ACS will take reasonable steps to ensure that personal information held is current, accurate and complete. You have the right to request access to your personal information and to request its correction. In particular, members can access, and are expected to update as necessary, their contact details and professional development activities through the ACS website Otherwise, you can also request to access and correct your personal information by contacting our Privacy Officer (see contact details in section 14)

ACS acknowledges that ICT professionals may suspend and reactivate their ACS membership as they move through experiences and employment and ACS will retain personal information for reasonable periods to assist in this process. Additionally, ACS acknowledges the merit in keeping metrics on the assessment of ICT skills and will also retain personal information on skills assessment applicants for reasonable periods. Outside of reasonable retention and other legal requirements, we will destroy or permanently de-identify personal information. We will also do the same on lawful request.

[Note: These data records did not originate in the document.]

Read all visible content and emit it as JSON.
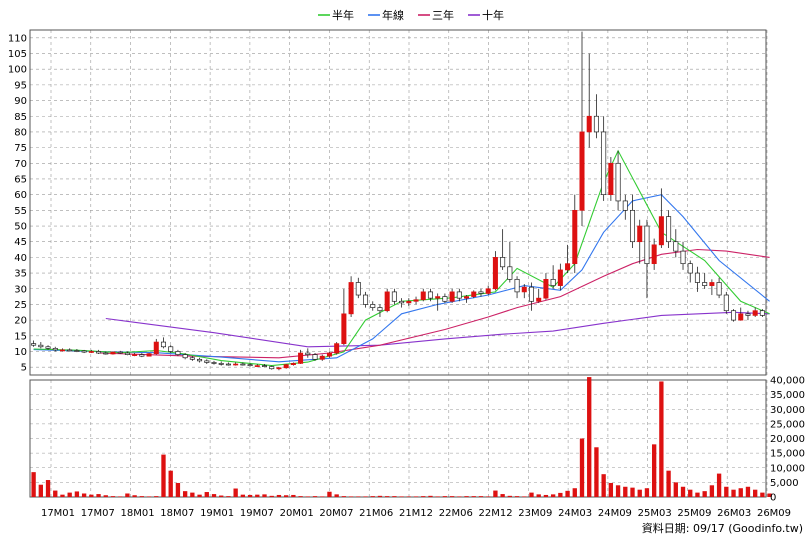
{
  "chart_data": {
    "type": "candlestick",
    "legend": [
      {
        "name": "半年",
        "color": "#33cc33"
      },
      {
        "name": "年線",
        "color": "#3377ee"
      },
      {
        "name": "三年",
        "color": "#cc2266"
      },
      {
        "name": "十年",
        "color": "#8833cc"
      }
    ],
    "x_tick_labels": [
      "17M01",
      "17M07",
      "18M01",
      "18M07",
      "19M01",
      "19M07",
      "20M01",
      "20M07",
      "21M06",
      "21M12",
      "22M06",
      "22M12",
      "23M09",
      "24M03",
      "24M09",
      "25M03",
      "25M09",
      "26M03",
      "26M09"
    ],
    "price_axis": {
      "min": 5,
      "max": 110,
      "ticks": [
        5,
        10,
        15,
        20,
        25,
        30,
        35,
        40,
        45,
        50,
        55,
        60,
        65,
        70,
        75,
        80,
        85,
        90,
        95,
        100,
        105,
        110
      ]
    },
    "volume_axis": {
      "min": 0,
      "max": 40000,
      "ticks": [
        "0",
        "5,000",
        "10,000",
        "15,000",
        "20,000",
        "25,000",
        "30,000",
        "35,000",
        "40,000"
      ]
    },
    "candles": [
      [
        12.5,
        13.5,
        11.5,
        12.0
      ],
      [
        12.0,
        13.0,
        11.0,
        11.5
      ],
      [
        11.5,
        12.0,
        10.5,
        11.0
      ],
      [
        11.0,
        11.5,
        10.0,
        10.5
      ],
      [
        10.5,
        11.0,
        10.0,
        10.5
      ],
      [
        10.5,
        11.0,
        10.0,
        10.3
      ],
      [
        10.3,
        10.8,
        9.8,
        10.2
      ],
      [
        10.2,
        10.5,
        9.5,
        9.8
      ],
      [
        9.8,
        10.5,
        9.5,
        10.0
      ],
      [
        10.0,
        10.5,
        9.2,
        9.5
      ],
      [
        9.5,
        10.0,
        9.0,
        9.2
      ],
      [
        9.2,
        10.0,
        9.0,
        9.8
      ],
      [
        9.8,
        10.2,
        9.2,
        9.5
      ],
      [
        9.5,
        10.0,
        8.8,
        9.0
      ],
      [
        9.0,
        9.5,
        8.5,
        9.0
      ],
      [
        9.0,
        9.5,
        8.2,
        8.5
      ],
      [
        8.5,
        9.5,
        8.5,
        9.3
      ],
      [
        9.3,
        14.0,
        9.0,
        13.0
      ],
      [
        13.0,
        14.5,
        11.0,
        11.5
      ],
      [
        11.5,
        12.0,
        9.5,
        10.0
      ],
      [
        10.0,
        10.5,
        8.5,
        9.0
      ],
      [
        9.0,
        9.5,
        7.5,
        8.0
      ],
      [
        8.0,
        8.5,
        7.0,
        7.5
      ],
      [
        7.5,
        8.0,
        6.5,
        7.0
      ],
      [
        7.0,
        7.5,
        6.0,
        6.5
      ],
      [
        6.5,
        7.0,
        5.8,
        6.2
      ],
      [
        6.2,
        6.8,
        5.5,
        6.0
      ],
      [
        6.0,
        6.5,
        5.5,
        5.8
      ],
      [
        5.8,
        6.5,
        5.5,
        6.0
      ],
      [
        6.0,
        6.5,
        5.5,
        5.8
      ],
      [
        5.8,
        6.2,
        5.2,
        5.5
      ],
      [
        5.5,
        6.0,
        5.0,
        5.5
      ],
      [
        5.5,
        6.0,
        5.0,
        5.2
      ],
      [
        5.2,
        5.5,
        4.2,
        4.5
      ],
      [
        4.5,
        5.0,
        4.0,
        4.8
      ],
      [
        4.8,
        6.0,
        4.5,
        5.8
      ],
      [
        5.8,
        6.5,
        5.5,
        6.2
      ],
      [
        6.2,
        10.5,
        6.0,
        9.5
      ],
      [
        9.5,
        11.0,
        8.0,
        9.0
      ],
      [
        9.0,
        9.5,
        7.0,
        7.5
      ],
      [
        7.5,
        9.0,
        7.0,
        8.5
      ],
      [
        8.5,
        10.0,
        8.0,
        9.5
      ],
      [
        9.5,
        13.0,
        9.0,
        12.5
      ],
      [
        12.5,
        30.0,
        12.0,
        22.0
      ],
      [
        22.0,
        34.0,
        21.0,
        32.0
      ],
      [
        32.0,
        33.5,
        27.0,
        28.0
      ],
      [
        28.0,
        29.0,
        24.0,
        25.0
      ],
      [
        25.0,
        26.0,
        23.0,
        24.0
      ],
      [
        24.0,
        25.0,
        21.0,
        23.0
      ],
      [
        23.0,
        30.0,
        22.5,
        29.0
      ],
      [
        29.0,
        30.0,
        25.0,
        26.0
      ],
      [
        26.0,
        27.0,
        24.0,
        25.5
      ],
      [
        25.5,
        27.0,
        24.5,
        26.0
      ],
      [
        26.0,
        27.5,
        25.0,
        26.5
      ],
      [
        26.5,
        30.0,
        26.0,
        29.0
      ],
      [
        29.0,
        30.0,
        26.0,
        27.0
      ],
      [
        27.0,
        28.5,
        23.0,
        27.5
      ],
      [
        27.5,
        28.5,
        25.5,
        26.0
      ],
      [
        26.0,
        30.0,
        25.5,
        29.0
      ],
      [
        29.0,
        30.0,
        26.0,
        27.0
      ],
      [
        27.0,
        28.0,
        25.5,
        27.5
      ],
      [
        27.5,
        29.5,
        27.0,
        29.0
      ],
      [
        29.0,
        30.0,
        27.5,
        28.5
      ],
      [
        28.5,
        31.0,
        28.0,
        30.0
      ],
      [
        30.0,
        42.0,
        29.5,
        40.0
      ],
      [
        40.0,
        49.0,
        36.0,
        37.0
      ],
      [
        37.0,
        45.0,
        32.0,
        33.0
      ],
      [
        33.0,
        34.0,
        27.0,
        29.0
      ],
      [
        29.0,
        31.5,
        27.0,
        30.5
      ],
      [
        30.5,
        32.0,
        23.0,
        26.0
      ],
      [
        26.0,
        30.0,
        25.5,
        27.0
      ],
      [
        27.0,
        35.0,
        26.5,
        33.0
      ],
      [
        33.0,
        37.5,
        30.0,
        31.0
      ],
      [
        31.0,
        38.0,
        29.5,
        36.0
      ],
      [
        36.0,
        44.0,
        35.0,
        38.0
      ],
      [
        38.0,
        60.0,
        35.0,
        55.0
      ],
      [
        55.0,
        112.0,
        50.0,
        80.0
      ],
      [
        80.0,
        105.0,
        75.0,
        85.0
      ],
      [
        85.0,
        92.0,
        78.0,
        80.0
      ],
      [
        80.0,
        85.0,
        58.0,
        60.0
      ],
      [
        60.0,
        72.0,
        58.0,
        70.0
      ],
      [
        70.0,
        74.0,
        55.0,
        58.0
      ],
      [
        58.0,
        60.0,
        52.0,
        55.0
      ],
      [
        55.0,
        60.0,
        43.0,
        45.0
      ],
      [
        45.0,
        52.0,
        38.0,
        50.0
      ],
      [
        50.0,
        52.0,
        27.0,
        38.0
      ],
      [
        38.0,
        46.0,
        36.0,
        44.0
      ],
      [
        44.0,
        62.0,
        43.0,
        53.0
      ],
      [
        53.0,
        55.0,
        43.0,
        45.0
      ],
      [
        45.0,
        49.0,
        40.0,
        42.0
      ],
      [
        42.0,
        45.0,
        36.0,
        38.0
      ],
      [
        38.0,
        39.0,
        32.0,
        35.0
      ],
      [
        35.0,
        37.0,
        29.0,
        32.0
      ],
      [
        32.0,
        35.0,
        30.0,
        31.0
      ],
      [
        31.0,
        33.0,
        28.0,
        32.0
      ],
      [
        32.0,
        33.5,
        27.0,
        28.0
      ],
      [
        28.0,
        29.0,
        22.0,
        23.0
      ],
      [
        23.0,
        23.5,
        19.5,
        20.0
      ],
      [
        20.0,
        24.0,
        19.8,
        22.0
      ],
      [
        22.0,
        23.0,
        20.0,
        21.5
      ],
      [
        21.5,
        24.0,
        21.0,
        23.0
      ],
      [
        23.0,
        23.5,
        21.0,
        21.5
      ]
    ],
    "volumes": [
      8500,
      4200,
      5800,
      2200,
      800,
      1500,
      1900,
      1200,
      800,
      1000,
      600,
      300,
      200,
      1200,
      600,
      300,
      200,
      300,
      14500,
      9000,
      4800,
      2000,
      1500,
      800,
      1700,
      1000,
      500,
      300,
      2900,
      800,
      700,
      800,
      900,
      400,
      700,
      600,
      700,
      300,
      200,
      300,
      200,
      1800,
      900,
      300,
      200,
      200,
      200,
      300,
      400,
      300,
      300,
      200,
      200,
      200,
      300,
      400,
      200,
      300,
      300,
      200,
      300,
      300,
      300,
      200,
      2200,
      1000,
      400,
      300,
      200,
      1500,
      900,
      700,
      900,
      1400,
      2100,
      3000,
      20000,
      41000,
      17000,
      7800,
      4800,
      4000,
      3500,
      3200,
      2500,
      3000,
      18000,
      39500,
      9000,
      5000,
      3500,
      2500,
      1500,
      2000,
      4000,
      8000,
      3500,
      2500,
      3000,
      3500,
      2500,
      1500,
      1200
    ],
    "ma_half": [
      [
        0,
        10.8
      ],
      [
        6,
        10.4
      ],
      [
        12,
        9.6
      ],
      [
        17,
        10.3
      ],
      [
        21,
        9.2
      ],
      [
        26,
        7.1
      ],
      [
        33,
        5.5
      ],
      [
        38,
        6.6
      ],
      [
        43,
        9.9
      ],
      [
        46,
        20.0
      ],
      [
        51,
        26.0
      ],
      [
        58,
        27.1
      ],
      [
        64,
        29.0
      ],
      [
        67,
        36.5
      ],
      [
        72,
        30.5
      ],
      [
        75,
        38.0
      ],
      [
        79,
        64.0
      ],
      [
        81,
        74.0
      ],
      [
        87,
        48.0
      ],
      [
        93,
        39.0
      ],
      [
        98,
        26.0
      ],
      [
        102,
        22.0
      ]
    ],
    "ma_year": [
      [
        0,
        10.6
      ],
      [
        10,
        9.9
      ],
      [
        17,
        9.6
      ],
      [
        26,
        8.2
      ],
      [
        34,
        6.7
      ],
      [
        42,
        8.0
      ],
      [
        47,
        14.0
      ],
      [
        51,
        22.0
      ],
      [
        56,
        25.0
      ],
      [
        63,
        28.0
      ],
      [
        68,
        31.0
      ],
      [
        73,
        29.5
      ],
      [
        76,
        36.0
      ],
      [
        79,
        48.0
      ],
      [
        83,
        58.0
      ],
      [
        87,
        60.0
      ],
      [
        90,
        53.0
      ],
      [
        95,
        39.0
      ],
      [
        102,
        26.0
      ]
    ],
    "ma_3y": [
      [
        9,
        9.5
      ],
      [
        22,
        8.5
      ],
      [
        34,
        8.0
      ],
      [
        41,
        9.5
      ],
      [
        48,
        12.0
      ],
      [
        57,
        17.0
      ],
      [
        63,
        21.0
      ],
      [
        67,
        24.0
      ],
      [
        73,
        27.5
      ],
      [
        79,
        34.0
      ],
      [
        83,
        38.0
      ],
      [
        87,
        41.0
      ],
      [
        92,
        42.5
      ],
      [
        96,
        42.0
      ],
      [
        102,
        40.0
      ]
    ],
    "ma_10y": [
      [
        10,
        20.5
      ],
      [
        25,
        16.0
      ],
      [
        38,
        11.5
      ],
      [
        48,
        12.0
      ],
      [
        57,
        14.0
      ],
      [
        65,
        15.5
      ],
      [
        72,
        16.5
      ],
      [
        79,
        19.0
      ],
      [
        87,
        21.5
      ],
      [
        97,
        22.5
      ],
      [
        102,
        22.0
      ]
    ]
  },
  "credit": "資料日期: 09/17 (Goodinfo.tw)",
  "colors": {
    "up": "#dd1111",
    "down": "#222222",
    "volume": "#dd1111",
    "grid": "#999999"
  }
}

Contracts with all service providers/consultants whose service involves access to personal information must be subject to contract terms that are compliant with the ACS Privacy Policy and Office of the Australian Information Commissioner guidelines and rules that are legally binding. Where necessary, formal Non-Disclosure Agreements are in place. Also, third parties such as mailing houses, which receive personal information in order to provide a service for ACS, are required to sign an undertaking that the information will only be used for the purpose for which the information was provided.

Complaints concerning the collection, disclosure or handling of your Personal Information by ACS or breaches of the APPs should be addressed to our Privacy Officer (see contact details in section 14). Any complaint should be first made in writing and include the date, details of your complaint or the alleged breaches, and how you would like your complaint resolved.

Our Privacy Officer will attempt to resolve the complaint within 30 business days but this timeframe may be extended if further information is required from the complainant and/or an involved third-party.

If the complaint is not resolved to your satisfaction you can refer it to the Office of the Australian Information Commissioner. Such complaints generally are resolved through conciliation.

ACS’s Privacy Officer is your first point of contact in relation to privacy-related matters and to assist in our compliance with privacy obligations. The following contact details are provided below if have any queries or wish to contact our Privacy Officer:

Contact details: [email protected]; 02 9299 3666.

Postal address: Level 27, Tower One, 100 Barangaroo Avenue, Sydney, NSW, 2000.